The checklist comment makes the next missing-branch bug a visible omission rather than a silent one. A new Expr subclass added to ast.py will hit the comment first when someone audits the dispatch.

Tooling option

A small scripts/check_walker_coverage.py that:

• Parses vera/ast.py to extract all Expr subclasses
• Parses each known walker function to extract the isinstance(..., ast.X) calls
• Reports walkers that don't mention every Expr subclass

Run this in pre-commit. If a new Expr subclass is added to AST, every walker is forced to either handle it or explicitly skip it (with a comment). This is the durable form of the audit — the per-walker checklist comment is the human-readable part; the script is the automated guard.

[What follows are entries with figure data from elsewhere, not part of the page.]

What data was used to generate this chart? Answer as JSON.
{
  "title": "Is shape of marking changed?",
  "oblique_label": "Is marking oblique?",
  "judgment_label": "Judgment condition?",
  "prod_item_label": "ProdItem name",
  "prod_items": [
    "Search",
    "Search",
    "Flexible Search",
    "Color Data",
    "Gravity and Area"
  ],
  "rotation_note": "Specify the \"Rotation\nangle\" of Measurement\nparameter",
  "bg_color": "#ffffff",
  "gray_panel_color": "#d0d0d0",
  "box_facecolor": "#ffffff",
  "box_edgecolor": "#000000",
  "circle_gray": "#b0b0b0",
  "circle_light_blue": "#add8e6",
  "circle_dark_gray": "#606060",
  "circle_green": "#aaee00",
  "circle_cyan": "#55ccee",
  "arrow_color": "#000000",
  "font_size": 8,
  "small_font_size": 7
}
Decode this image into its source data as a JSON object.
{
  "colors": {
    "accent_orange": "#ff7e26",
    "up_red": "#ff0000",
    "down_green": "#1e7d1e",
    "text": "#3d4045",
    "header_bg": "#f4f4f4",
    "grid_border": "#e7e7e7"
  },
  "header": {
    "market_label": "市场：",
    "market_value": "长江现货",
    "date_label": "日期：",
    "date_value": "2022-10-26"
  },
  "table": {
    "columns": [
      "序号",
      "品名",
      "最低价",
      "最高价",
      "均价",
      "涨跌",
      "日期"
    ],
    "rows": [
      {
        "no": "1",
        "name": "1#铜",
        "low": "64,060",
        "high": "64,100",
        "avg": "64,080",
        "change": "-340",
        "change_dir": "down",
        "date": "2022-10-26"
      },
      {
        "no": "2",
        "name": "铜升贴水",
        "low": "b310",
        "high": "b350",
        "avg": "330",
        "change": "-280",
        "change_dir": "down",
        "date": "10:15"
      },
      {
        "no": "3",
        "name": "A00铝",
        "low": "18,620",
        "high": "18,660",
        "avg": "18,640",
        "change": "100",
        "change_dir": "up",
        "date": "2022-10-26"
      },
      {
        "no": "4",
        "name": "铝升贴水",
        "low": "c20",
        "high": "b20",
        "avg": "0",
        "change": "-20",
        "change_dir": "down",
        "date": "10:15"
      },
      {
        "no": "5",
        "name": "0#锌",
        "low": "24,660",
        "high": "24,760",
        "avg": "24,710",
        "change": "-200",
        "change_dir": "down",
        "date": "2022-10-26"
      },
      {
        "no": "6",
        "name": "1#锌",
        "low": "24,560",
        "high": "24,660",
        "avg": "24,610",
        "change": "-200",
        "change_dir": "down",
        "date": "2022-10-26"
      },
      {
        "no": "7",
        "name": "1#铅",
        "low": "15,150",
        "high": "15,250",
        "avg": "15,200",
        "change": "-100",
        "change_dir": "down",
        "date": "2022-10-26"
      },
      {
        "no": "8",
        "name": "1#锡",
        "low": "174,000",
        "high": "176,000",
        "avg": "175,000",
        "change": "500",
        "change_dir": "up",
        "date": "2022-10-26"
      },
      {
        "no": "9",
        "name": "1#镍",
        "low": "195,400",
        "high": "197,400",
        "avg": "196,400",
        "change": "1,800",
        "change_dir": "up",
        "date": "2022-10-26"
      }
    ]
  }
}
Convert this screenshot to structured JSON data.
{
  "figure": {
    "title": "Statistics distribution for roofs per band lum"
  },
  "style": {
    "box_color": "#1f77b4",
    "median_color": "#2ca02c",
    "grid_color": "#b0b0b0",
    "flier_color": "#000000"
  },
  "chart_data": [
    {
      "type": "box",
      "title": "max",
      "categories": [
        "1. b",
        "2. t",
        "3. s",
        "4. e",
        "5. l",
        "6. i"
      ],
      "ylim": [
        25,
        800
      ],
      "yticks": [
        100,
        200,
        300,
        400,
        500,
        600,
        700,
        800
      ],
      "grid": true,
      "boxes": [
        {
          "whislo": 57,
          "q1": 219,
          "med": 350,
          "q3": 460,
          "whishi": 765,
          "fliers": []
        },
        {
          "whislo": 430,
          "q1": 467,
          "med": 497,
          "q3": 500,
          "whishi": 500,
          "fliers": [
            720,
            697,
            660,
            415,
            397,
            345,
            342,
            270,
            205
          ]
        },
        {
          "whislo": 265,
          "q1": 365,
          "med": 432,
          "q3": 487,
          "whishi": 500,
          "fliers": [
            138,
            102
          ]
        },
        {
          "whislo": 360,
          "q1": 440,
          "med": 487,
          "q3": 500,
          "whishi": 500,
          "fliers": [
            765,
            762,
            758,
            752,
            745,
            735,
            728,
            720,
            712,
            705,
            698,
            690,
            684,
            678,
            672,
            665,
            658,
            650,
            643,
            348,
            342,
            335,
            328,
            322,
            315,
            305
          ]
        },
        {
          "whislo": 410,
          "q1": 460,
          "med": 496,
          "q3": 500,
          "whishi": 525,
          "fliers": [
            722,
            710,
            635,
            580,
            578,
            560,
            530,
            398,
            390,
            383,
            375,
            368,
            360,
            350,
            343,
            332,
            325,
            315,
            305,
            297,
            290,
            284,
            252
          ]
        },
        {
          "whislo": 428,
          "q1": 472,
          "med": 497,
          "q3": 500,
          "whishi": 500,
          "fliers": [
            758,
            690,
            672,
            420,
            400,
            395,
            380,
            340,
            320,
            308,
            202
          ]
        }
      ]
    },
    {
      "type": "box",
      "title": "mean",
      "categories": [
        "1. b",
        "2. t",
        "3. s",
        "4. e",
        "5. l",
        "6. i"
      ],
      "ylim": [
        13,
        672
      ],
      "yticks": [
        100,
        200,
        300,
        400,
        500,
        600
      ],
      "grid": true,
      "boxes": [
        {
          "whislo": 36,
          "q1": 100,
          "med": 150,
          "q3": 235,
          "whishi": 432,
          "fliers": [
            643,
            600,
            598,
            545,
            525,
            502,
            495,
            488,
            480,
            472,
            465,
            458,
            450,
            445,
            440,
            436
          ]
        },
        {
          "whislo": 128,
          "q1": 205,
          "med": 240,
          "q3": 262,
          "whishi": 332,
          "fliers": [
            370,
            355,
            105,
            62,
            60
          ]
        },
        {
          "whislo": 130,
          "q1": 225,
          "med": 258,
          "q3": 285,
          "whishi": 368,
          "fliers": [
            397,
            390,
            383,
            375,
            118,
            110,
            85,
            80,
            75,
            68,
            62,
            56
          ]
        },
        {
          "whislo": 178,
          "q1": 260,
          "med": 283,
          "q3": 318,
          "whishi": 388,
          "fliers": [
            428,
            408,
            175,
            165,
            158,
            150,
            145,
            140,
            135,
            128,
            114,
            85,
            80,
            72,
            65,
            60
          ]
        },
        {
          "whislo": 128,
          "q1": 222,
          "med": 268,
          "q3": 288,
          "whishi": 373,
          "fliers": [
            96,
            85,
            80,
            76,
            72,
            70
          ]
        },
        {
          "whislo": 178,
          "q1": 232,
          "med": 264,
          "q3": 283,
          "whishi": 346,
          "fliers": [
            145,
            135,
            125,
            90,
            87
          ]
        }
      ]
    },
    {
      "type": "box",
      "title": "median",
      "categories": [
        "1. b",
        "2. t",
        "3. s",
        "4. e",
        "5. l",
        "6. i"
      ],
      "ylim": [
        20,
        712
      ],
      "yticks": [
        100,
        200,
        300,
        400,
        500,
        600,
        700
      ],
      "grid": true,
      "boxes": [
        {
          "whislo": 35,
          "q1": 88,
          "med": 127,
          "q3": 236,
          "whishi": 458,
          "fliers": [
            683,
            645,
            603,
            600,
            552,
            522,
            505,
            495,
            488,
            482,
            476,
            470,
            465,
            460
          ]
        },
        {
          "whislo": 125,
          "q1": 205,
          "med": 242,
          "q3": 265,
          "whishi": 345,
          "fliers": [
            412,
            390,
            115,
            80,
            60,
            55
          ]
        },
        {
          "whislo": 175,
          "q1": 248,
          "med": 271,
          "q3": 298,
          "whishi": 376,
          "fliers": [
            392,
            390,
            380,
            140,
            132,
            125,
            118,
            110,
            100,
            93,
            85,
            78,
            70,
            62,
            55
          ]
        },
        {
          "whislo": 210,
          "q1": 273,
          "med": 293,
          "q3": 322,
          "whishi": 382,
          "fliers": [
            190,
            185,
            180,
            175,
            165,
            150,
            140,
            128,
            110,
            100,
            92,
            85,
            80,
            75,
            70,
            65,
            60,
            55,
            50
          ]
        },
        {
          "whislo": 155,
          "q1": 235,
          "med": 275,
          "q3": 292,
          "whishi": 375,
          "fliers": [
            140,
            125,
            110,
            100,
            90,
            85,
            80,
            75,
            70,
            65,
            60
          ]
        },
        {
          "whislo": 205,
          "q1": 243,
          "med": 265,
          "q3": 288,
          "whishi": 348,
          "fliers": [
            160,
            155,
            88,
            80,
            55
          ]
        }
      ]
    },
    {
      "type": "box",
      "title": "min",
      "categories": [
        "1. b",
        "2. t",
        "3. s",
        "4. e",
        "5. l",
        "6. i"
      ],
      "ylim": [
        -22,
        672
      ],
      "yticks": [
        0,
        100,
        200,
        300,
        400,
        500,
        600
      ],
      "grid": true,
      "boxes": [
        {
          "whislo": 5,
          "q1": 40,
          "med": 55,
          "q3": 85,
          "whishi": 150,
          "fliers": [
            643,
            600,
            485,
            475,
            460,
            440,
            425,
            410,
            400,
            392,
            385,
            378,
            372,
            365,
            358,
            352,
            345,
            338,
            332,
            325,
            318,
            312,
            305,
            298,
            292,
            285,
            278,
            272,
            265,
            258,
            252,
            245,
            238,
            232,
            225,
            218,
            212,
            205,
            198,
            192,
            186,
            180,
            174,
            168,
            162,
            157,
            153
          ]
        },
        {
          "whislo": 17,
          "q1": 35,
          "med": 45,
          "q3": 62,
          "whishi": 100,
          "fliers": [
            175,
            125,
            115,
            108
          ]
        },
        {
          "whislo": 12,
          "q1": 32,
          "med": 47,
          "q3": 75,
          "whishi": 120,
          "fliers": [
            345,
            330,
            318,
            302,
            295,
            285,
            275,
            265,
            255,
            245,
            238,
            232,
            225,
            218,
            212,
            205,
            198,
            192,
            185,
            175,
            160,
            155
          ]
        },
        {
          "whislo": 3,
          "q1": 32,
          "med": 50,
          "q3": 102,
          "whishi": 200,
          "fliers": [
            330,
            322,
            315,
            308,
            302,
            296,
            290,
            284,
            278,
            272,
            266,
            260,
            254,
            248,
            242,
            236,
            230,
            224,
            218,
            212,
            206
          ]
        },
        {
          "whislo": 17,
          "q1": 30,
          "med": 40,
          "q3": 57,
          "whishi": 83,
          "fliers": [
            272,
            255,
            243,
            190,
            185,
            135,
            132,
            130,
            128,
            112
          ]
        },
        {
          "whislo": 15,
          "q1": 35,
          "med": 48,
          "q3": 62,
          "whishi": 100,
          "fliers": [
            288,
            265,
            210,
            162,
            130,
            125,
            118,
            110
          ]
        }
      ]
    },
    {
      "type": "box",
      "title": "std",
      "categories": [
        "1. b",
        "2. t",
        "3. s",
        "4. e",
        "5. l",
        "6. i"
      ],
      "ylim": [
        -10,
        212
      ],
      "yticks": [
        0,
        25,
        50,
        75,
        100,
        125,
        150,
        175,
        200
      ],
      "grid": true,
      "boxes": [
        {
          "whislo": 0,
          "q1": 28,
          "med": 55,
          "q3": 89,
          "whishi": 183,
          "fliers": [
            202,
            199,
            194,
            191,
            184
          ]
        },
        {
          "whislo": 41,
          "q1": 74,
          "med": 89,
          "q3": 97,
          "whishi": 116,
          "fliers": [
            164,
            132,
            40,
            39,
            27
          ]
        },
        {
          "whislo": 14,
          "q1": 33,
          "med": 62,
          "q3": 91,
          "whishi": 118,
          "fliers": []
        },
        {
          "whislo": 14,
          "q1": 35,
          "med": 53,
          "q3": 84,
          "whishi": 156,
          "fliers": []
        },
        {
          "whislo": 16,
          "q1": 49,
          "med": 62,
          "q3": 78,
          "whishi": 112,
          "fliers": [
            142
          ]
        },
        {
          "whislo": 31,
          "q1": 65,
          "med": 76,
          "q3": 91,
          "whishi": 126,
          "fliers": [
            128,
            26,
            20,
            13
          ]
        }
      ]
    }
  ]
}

This is similar to how _TRAP_FIX_PARAGRAPHS in vera/codegen/api.py is asserted complete by test_fix_paragraph_table_covers_every_known_kind in tests/test_runtime_traps.py — the test fails if a new trap kind is added without a Fix paragraph.

Acceptance

• Audit complete for every walker in the table above. Per-walker outcome: either "all branches accounted for" (with checklist comment) or "missing branches filed as separate bugs".
• Optional but recommended: scripts/check_walker_coverage.py integrated into pre-commit.
• Any missing-branch bugs found during the audit are filed and fixed before this issue closes.
• Walker-coverage convention documented in vera/README.md (the compiler architecture doc) so future walkers follow it.

Out of scope

• Refactoring walkers into a visitor-pattern base class — too invasive; the per-walker checklist + script approach gives most of the benefit without the rewrite cost.
• Auditing handlers in tests/ — test code is allowed to handle a subset of expressions.
• Auditing pretty-printers (format_expr) — failure mode is "string output is wrong", not "compiled artifact is broken". Lower priority.

Related

• #588 — the trigger; closure-lift's _walk_free_vars was missing 8 branches.
• #584 — _is_void_expr was missing FnCall to user-Unit-returning fns. Same shape of bug from the same walker class.
• The stabilisation discussion that generated this issue.